Acid deposition results when nitrogen and sulfur oxides (“NOx” and “SOx”) react in the atmosphere
with oxygen and water droplets to form nitric and sulfuric acids (HNO3 and H2SO4). As the water droplets
condense, they fall as rain, snow, or fog, hence the common name “Acid Rain”. While acid rain is the most
frequently discussed pathway for these compounds to return to earth, nitrates and sulfate ions123 (NO3
-and SO4 2-) also can combine with positive ions or adhere to the surface of particles in the atmosphere,
sometimes falling to earth in a dry form (“dry deposition”). SOx and NOx can also directly adhere to soil or
plant surfaces, eventually reacting with water and oxygen to form acids. As a consequence, the terms “Acid
Rain” and “Acid Precipitation” are somewhat incomplete—though more common—terms for the broader
phenomenon of acid deposition.
The effects of acid rain vary considerably with the vegetation, soil types, and weather conditions in a
given area. Under some conditions, the addition of sulfate and nitrate to the soil helps replace lost nutrients,
and aids plant growth.

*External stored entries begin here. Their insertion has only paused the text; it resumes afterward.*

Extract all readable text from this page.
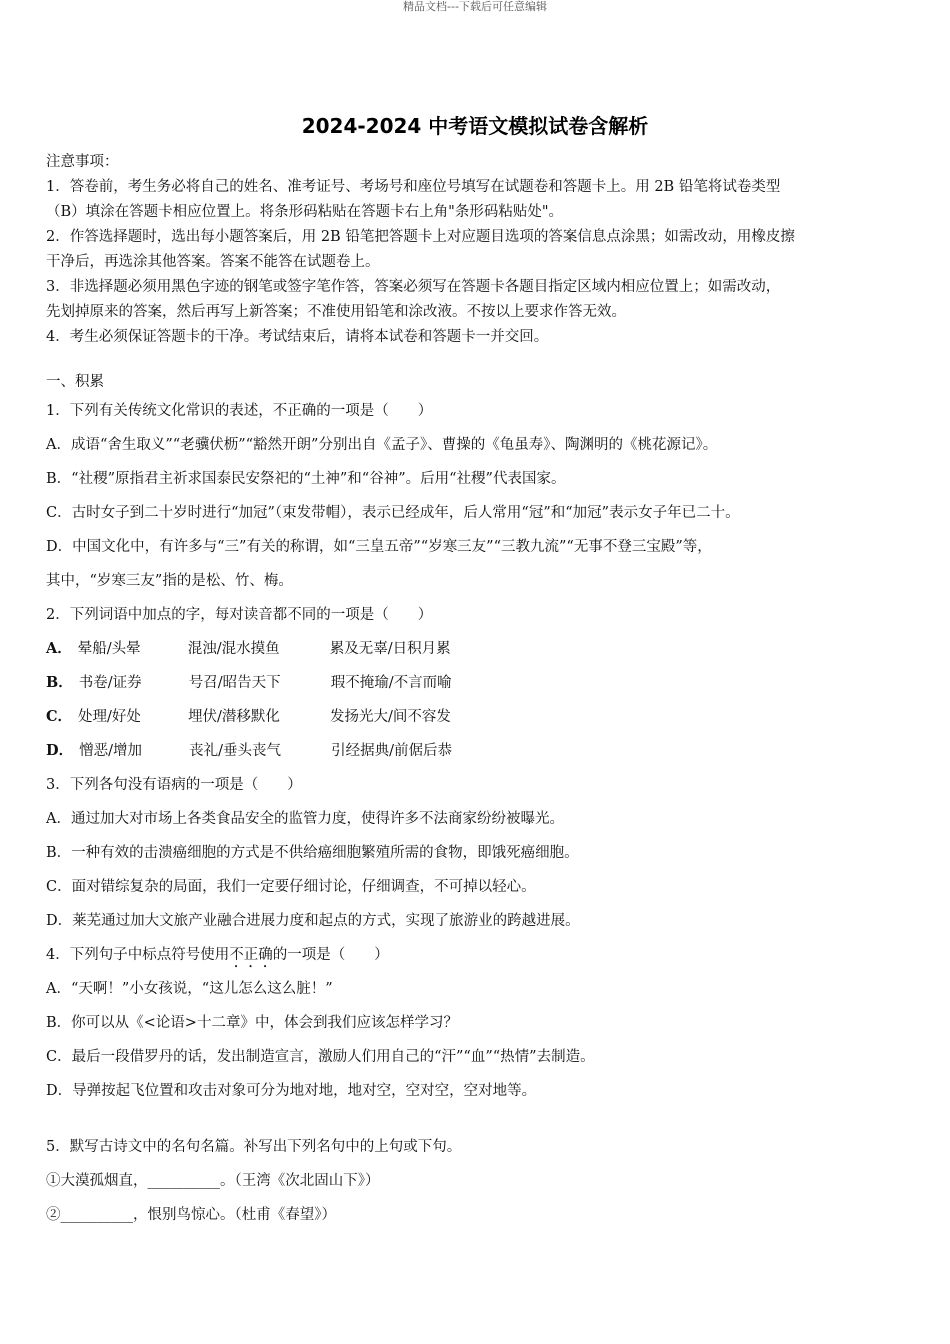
精品文档---下载后可任意编辑
2024-2024 中考语文模拟试卷含解析
注意事项：
1．答卷前，考生务必将自己的姓名、准考证号、考场号和座位号填写在试题卷和答题卡上。用 2B 铅笔将试卷类型
（B）填涂在答题卡相应位置上。将条形码粘贴在答题卡右上角"条形码粘贴处"。
2．作答选择题时，选出每小题答案后，用 2B 铅笔把答题卡上对应题目选项的答案信息点涂黑；如需改动，用橡皮擦
干净后，再选涂其他答案。答案不能答在试题卷上。
3．非选择题必须用黑色字迹的钢笔或签字笔作答，答案必须写在答题卡各题目指定区域内相应位置上；如需改动，
先划掉原来的答案，然后再写上新答案；不准使用铅笔和涂改液。不按以上要求作答无效。
4．考生必须保证答题卡的干净。考试结束后，请将本试卷和答题卡一并交回。
一、积累
1．下列有关传统文化常识的表述，不正确的一项是（　　）
A．成语“舍生取义”“老骥伏枥”“豁然开朗”分别出自《孟子》、曹操的《龟虽寿》、陶渊明的《桃花源记》。
B．“社稷”原指君主祈求国泰民安祭祀的“土神”和“谷神”。后用“社稷”代表国家。
C．古时女子到二十岁时进行“加冠”（束发带帽），表示已经成年，后人常用“冠”和“加冠”表示女子年已二十。
D．中国文化中，有许多与“三”有关的称谓，如“三皇五帝”“岁寒三友”“三教九流”“无事不登三宝殿”等，
其中，“岁寒三友”指的是松、竹、梅。
2．下列词语中加点的字，每对读音都不同的一项是（　　）
A． 晕船/头晕	混浊/混水摸鱼	累及无辜/日积月累
B． 书卷/证券	号召/昭告天下	瑕不掩瑜/不言而喻
C． 处理/好处	埋伏/潜移默化	发扬光大/间不容发
D． 憎恶/增加	丧礼/垂头丧气	引经据典/前倨后恭
3．下列各句没有语病的一项是（　　）
A．通过加大对市场上各类食品安全的监管力度，使得许多不法商家纷纷被曝光。
B．一种有效的击溃癌细胞的方式是不供给癌细胞繁殖所需的食物，即饿死癌细胞。
C．面对错综复杂的局面，我们一定要仔细讨论，仔细调查，不可掉以轻心。
D．莱芜通过加大文旅产业融合进展力度和起点的方式，实现了旅游业的跨越进展。
4．下列句子中标点符号使用不正确的一项是（　　）
A．“天啊！”小女孩说，“这儿怎么这么脏！”
B．你可以从《<论语>十二章》中，体会到我们应该怎样学习？
C．最后一段借罗丹的话，发出制造宣言，激励人们用自己的“汗”“血”“热情”去制造。
D．导弹按起飞位置和攻击对象可分为地对地，地对空，空对空，空对地等。
5．默写古诗文中的名句名篇。补写出下列名句中的上句或下句。
①大漠孤烟直，__________。（王湾《次北固山下》）
②__________，恨别鸟惊心。（杜甫《春望》）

In other instances, however, acid deposition can cause lakes and streams to become
acid, damage trees and other plants, damage man-made structures, and help to mobilize toxic compounds
naturally present in soil and rocks. The countries of Northeast Asia have already begun to experience some
important impacts of acid rain. Forest health in some areas of the Koreas, China, and Japan has already
revealed evidence of degradation that points to acid rain124. Man-made materials such as zinc-plated steel
have drastically shorter-than-normal lifetimes in south China, and irreplaceable cultural landmarks made
of limestone and other substances are being degraded at an accelerating rate.